The 10 December link you provided is titled "Risk Factors Associated With In-Hospital Mortality in a US National Sample of Patients With COVID-19"
In that report, which is the part you quote, "A randomized, double-masked, placebo-controlled trail (sic) across the United States and parts of Canada26 also concluded that hydroxychloroquine did not help prevent illness when used as postexposure prophylaxis for COVID-19" The 26 represents the citation that I noted, of a report titled "Treatment with hydroxychloroquine, azithromycin, and combination in patients hospitalized with COVID-19" dated 1 July 2020.
26 Arshad S, Kilgore P, Chaudhry ZS, et al; Henry Ford COVID-19 Task Force. Treatment with hydroxychloroquine, azithromycin, and combination in patients hospitalized with COVID-19. Int J Infect Dis. 2020;97:396-403. https://www.ijidonline.com/article/S1201-9712(20)30534-8/fulltext
That cited report, linked as requested, has as the second bullet "According to a protocol-based treatment algorithm, among hospitalized patients, use of hydroxychloroquine alone and in combination with azithromycin was associated with a significant reduction in-hospital mortality compared to not receiving hydroxychloroquine." Which is the opposite of what happened in the JAMA report you posted.
I did not read that entire report, I had to get some work done :) but doing a search for prophylaxis in the "Treatment" article came up with 2 matches, "Currently, randomized trials of hydroxychloroquine for treatment and chemoprophylaxis are underway (NIH, 2020a, NIH, 2020b, NIH, 2020c, Pagliano et al., 2020). Based on these early reports, hydroxychloroquine alone and in combination with azithromycin was incorporated into our institutional clinical guidelines for the treatment of hospitalized patients with COVID-19." and a citation :
Pagliano P., Piazza O., Caro F.D., Ascione T., Filippelli A. Is Hydroxychloroquine a possible post exposure prophylaxis drug to limit the transmission to healthcare workers exposed to coronavirus disease 2019?. Clin Infect Dis. 2020; https://academic.oup.com/cid/article/71/15/887/5811417
This is from 24 March 2020, and this study is actually about using it as a pre and post exposure prophylaxis for health care workers, so this is the report that the article you posted really should have referenced, and it has the following:
"On the basis of these investigations, we believe that hydroxychloroquine can be effective in preventing respiratory tract invasion in HCWs exposed to SARS-CoV-2 and that hydroxychloroquine administration as a prophylactic agent could be particularly useful for HCWs attending to high-risk procedures on the respiratory tract in COVID-19 patients. Hydroxychloroquine’s effectiveness profile, its ability to inhibit lung viral replication for a 10-day period after only a 5-day cycle of therapy, and the large amounts of knowledge in term of safety deriving from its use for malaria prophylaxis and rheumatologic diseases lead us to recommend its preexposure or postexposure use for those performing procedures at high risk of viral diffusion in patients with COVID-19 pneumonia."

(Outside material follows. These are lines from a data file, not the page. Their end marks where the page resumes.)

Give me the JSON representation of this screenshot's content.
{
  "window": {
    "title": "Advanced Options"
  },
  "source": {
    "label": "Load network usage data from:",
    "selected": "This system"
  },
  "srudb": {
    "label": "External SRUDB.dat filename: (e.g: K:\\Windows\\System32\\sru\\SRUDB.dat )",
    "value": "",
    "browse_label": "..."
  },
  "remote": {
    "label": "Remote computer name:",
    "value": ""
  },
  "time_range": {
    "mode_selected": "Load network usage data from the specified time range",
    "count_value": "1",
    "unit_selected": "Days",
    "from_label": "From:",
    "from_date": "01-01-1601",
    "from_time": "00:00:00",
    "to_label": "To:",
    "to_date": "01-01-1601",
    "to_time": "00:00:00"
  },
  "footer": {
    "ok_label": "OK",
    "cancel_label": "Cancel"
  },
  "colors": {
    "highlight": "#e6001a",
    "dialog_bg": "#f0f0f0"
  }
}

Again, I'm not a doctor, but how do you cite a report saying it says one thing when it does not say that at all? The report that they cite is not about using it as a prophylaxis, and the report cited in that report says that it recommends it as a prophylaxis.

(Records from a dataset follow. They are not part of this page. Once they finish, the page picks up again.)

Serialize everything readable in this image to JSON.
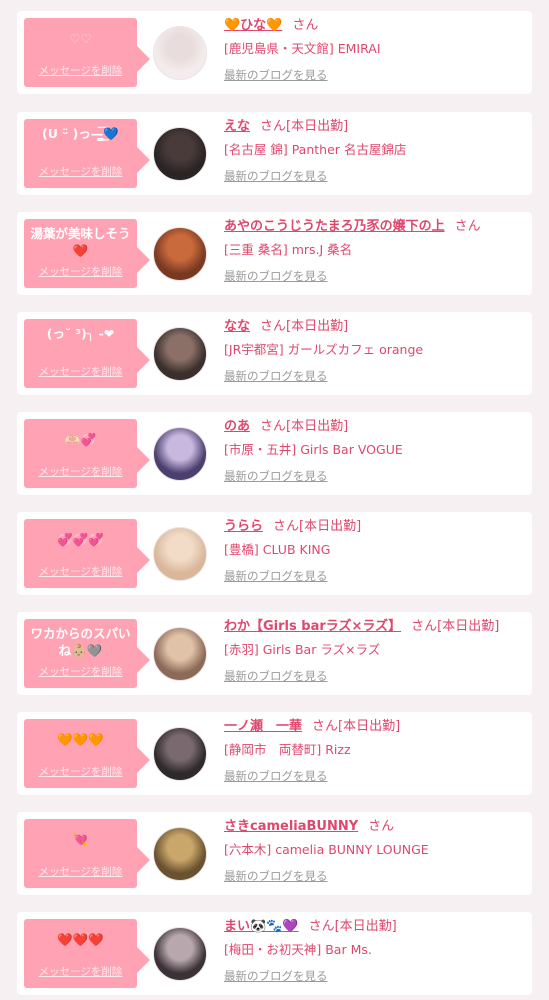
{
  "delete_label": "メッセージを削除",
  "blog_label": "最新のブログを見る",
  "honorific": "さん",
  "cards": [
    {
      "message": "♡♡",
      "message_faint": true,
      "name": "🧡ひな🧡",
      "status": "",
      "shop": "[鹿児島県・天文館] EMIRAI",
      "avatar_colors": [
        "#f4ecec",
        "#e9dcdc"
      ]
    },
    {
      "message": "(U ᵕ̈ )っ—̳͟͞͞💙",
      "message_faint": false,
      "name": "えな",
      "status": "[本日出勤]",
      "shop": "[名古屋 錦] Panther 名古屋錦店",
      "avatar_colors": [
        "#2a2424",
        "#4a3b3b"
      ]
    },
    {
      "message": "湯葉が美味しそう❤️",
      "message_faint": false,
      "name": "あやのこうじうたまろ乃豕の嬢下の上",
      "status": "",
      "shop": "[三重 桑名] mrs.J 桑名",
      "avatar_colors": [
        "#7a3a22",
        "#c96a3c"
      ]
    },
    {
      "message": "(っ˘ ³)╮ -❤",
      "message_faint": false,
      "name": "なな",
      "status": "[本日出勤]",
      "shop": "[JR宇都宮] ガールズカフェ orange",
      "avatar_colors": [
        "#3b2f2c",
        "#8a7067"
      ]
    },
    {
      "message": "🫶🏻💞",
      "message_faint": false,
      "name": "のあ",
      "status": "[本日出勤]",
      "shop": "[市原・五井] Girls Bar VOGUE",
      "avatar_colors": [
        "#4b3f6e",
        "#c8b8e0"
      ]
    },
    {
      "message": "💞💞💞",
      "message_faint": false,
      "name": "うらら",
      "status": "[本日出勤]",
      "shop": "[豊橋] CLUB KING",
      "avatar_colors": [
        "#d9b79a",
        "#f2dcc8"
      ]
    },
    {
      "message": "ワカからのスパいね👶🏼🩶",
      "message_faint": false,
      "name": "わか【Girls barラズ×ラズ】",
      "status": "[本日出勤]",
      "shop": "[赤羽] Girls Bar ラズ×ラズ",
      "avatar_colors": [
        "#8c6a58",
        "#e0c2a8"
      ]
    },
    {
      "message": "🧡🧡🧡",
      "message_faint": false,
      "name": "一ノ瀬　一華",
      "status": "[本日出勤]",
      "shop": "[静岡市　両替町] Rizz",
      "avatar_colors": [
        "#2e2a2c",
        "#7a6a70"
      ]
    },
    {
      "message": "💘",
      "message_faint": false,
      "name": "さきcameliaBUNNY",
      "status": "",
      "shop": "[六本木] camelia BUNNY LOUNGE",
      "avatar_colors": [
        "#6a5230",
        "#c9a66a"
      ]
    },
    {
      "message": "❤️❤️❤️",
      "message_faint": false,
      "name": "まい🐼🐾💜",
      "status": "[本日出勤]",
      "shop": "[梅田・お初天神] Bar Ms.",
      "avatar_colors": [
        "#3a3236",
        "#b8a8ae"
      ]
    }
  ]
}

I did not get into the actual raw data, so we do not know for the 10 December report that you link when treatment was given or who it was given to. The AMA change is specifically about Phase 1 of the infection, and from what I read in the linked 10 December report it would appear from the verbiage that these were essentially all people who were admitted into the hospital, so most likely Phase 2 and 3 patients, which the AMA also notes in their resolution is where most of the study has been done, and not enough in Phase 1.
More to Baron's point, the cited report from Pagliano et al was available in March and recommends using the cocktail for what would have been Phase 1. This was what many doctors like Baron were advocating for, for their patients, but their ability to use it at their discretion was taken away, for what seems like pure politics. I'm not one of those who believe that everything was nefarious, but when you read through the resolution, it looks like the AMA and the groups they worked with went against everything they stood for when they backed not allowing off label use of these drugs for COVID-19. I do find that disturbing. As an IT professional, that is like me rescinding best practices at my boundary because I found out they don't help against insider threats. I don't know if that makes sense to anyone here, but it's the way I read all of this.